Warshaw commissioned Stanford economist Ryan Cummings to run a 19-year backtest—using DiNapoli’s own stated benchmarks for each asset class, to make the comparison as conservative as possible. The conclusion: The fund underperformed its own benchmarks by 39%, and paid $11.3 billion in fees to generate that underperformance. Because New York law requires the pension to be fully funded every year regardless of investment returns, the gap was made up through property taxes and income taxes. The total cost to New York taxpayers, by Warshaw’s estimate, was $59.1 billion.

This study is not peer-reviewed, and a spokesperson for DiNapoli told Fortune that it’s a “phony number based on embarrassingly bad math.” In fact, the comptroller’s office argues, the fund’s investments returned 8.94% over the past decade, and two separate, independent reviews—by the Texas-based tax consultancy Weaver and by the New York State DFS—have given it high marks for performance, asset allocation, competitive fees, and ethical management.

DiNapoli’s office further referred Fortune to the comptroller’s opinion column published on Syracuse.com, in which he argued that Warshaw’s analysis was “built on basic errors in math and an alarming lack of understanding of how investing and diversification works.” Warshaw noted that this response extends only a decade back, not to DiNapoli’s full tenure.

Goyle implicitly agreed with Warshaw but dismissed his efforts as obvious. “You don’t need footnotes and a white paper to document the fact that we should not be giving non-transparent locked-up money to managers who don’t perform, period,” the 51-year-old told Fortune. Goyle said the “corrosive nature of fees” is well-known.
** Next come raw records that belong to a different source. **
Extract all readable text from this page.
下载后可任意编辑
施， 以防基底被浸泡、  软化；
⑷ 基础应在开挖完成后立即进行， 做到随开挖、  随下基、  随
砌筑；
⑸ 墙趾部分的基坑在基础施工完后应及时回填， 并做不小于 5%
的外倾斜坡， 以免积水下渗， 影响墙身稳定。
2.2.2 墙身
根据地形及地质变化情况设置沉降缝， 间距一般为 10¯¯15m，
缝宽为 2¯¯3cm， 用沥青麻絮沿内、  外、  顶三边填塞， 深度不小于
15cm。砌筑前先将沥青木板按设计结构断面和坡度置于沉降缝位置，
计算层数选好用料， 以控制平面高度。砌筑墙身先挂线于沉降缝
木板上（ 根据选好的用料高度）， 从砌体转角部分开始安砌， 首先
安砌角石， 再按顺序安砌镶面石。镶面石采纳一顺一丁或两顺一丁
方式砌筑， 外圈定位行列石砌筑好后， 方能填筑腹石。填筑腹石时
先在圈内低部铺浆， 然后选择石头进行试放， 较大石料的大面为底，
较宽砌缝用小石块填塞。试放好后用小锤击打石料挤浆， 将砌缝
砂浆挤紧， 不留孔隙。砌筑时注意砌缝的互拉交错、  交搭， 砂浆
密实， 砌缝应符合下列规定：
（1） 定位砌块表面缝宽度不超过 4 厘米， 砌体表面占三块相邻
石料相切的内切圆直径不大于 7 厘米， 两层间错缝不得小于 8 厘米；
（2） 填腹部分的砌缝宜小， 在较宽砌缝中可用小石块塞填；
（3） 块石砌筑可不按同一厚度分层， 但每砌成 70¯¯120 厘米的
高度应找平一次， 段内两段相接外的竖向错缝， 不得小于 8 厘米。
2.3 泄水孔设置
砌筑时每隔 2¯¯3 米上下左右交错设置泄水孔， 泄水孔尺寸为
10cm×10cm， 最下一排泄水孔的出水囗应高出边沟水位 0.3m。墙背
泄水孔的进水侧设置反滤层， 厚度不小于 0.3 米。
The fix that Warshaw urges, and Goyle agrees with, is to move the fund toward low-cost index investing, modeled on what is already in practice with Nevada’s state pension, which converted years ago and has quietly outperformed its actively managed peers ever since.

The DiNapoli paradox

DiNapoli often defends his tenure by noting the pension is one of the best-funded in the country. He’s right—and his challengers say that’s exactly the problem. In New York, full funding isn’t a sign of investment skill; it’s the law. When returns fall short, the state raises taxes to fill the gap.

“The pension fund is fully funded, but it’s the law,” Warshaw said, “and he [DiNapoli] brags and he says, ‘Oh, it’s one of the best-funded pension funds in the nation.’ And he’s right, it is. But he leaves out the part that it has to be.”

The sole trusteeship structure makes this accountability gap uniquely acute. Unlike California’s CalPERS or CalSTRS—which report to full boards—DiNapoli answers to no one. He is, as Warshaw puts it, both the fund manager and the board. “He reports to himself.” Only Connecticut shares this structure among the 50 states.

Fees, favors, and a pattern that rhymes with history

Goyle’s critique goes beyond investment returns into the question of how the office has been used—and who has benefited from it.

DiNapoli has received approximately $500,000 in contributions from law firms that subsequently received state contracts from his office. The arrangement drew scrutiny in a Times Union investigation, and to Goyle, the echo is unmistakable: Pay-to-play contracting is precisely the corruption that sent DiNapoli’s predecessor Alan Hevesi to prison and created the vacancy that DiNapoli was appointed to fill in the first place.

Warshaw was careful to distinguish his critique from the populist Wall Street attacks that defined an earlier era of New York politics. “Eliot Spitzer called Wall Street corrupt,” he said. “I’m calling them unnecessary. That’s a far more existential critique.” DiNapoli’s $12 billion in fees, by that logic, isn’t a scandal—it’s a mistake.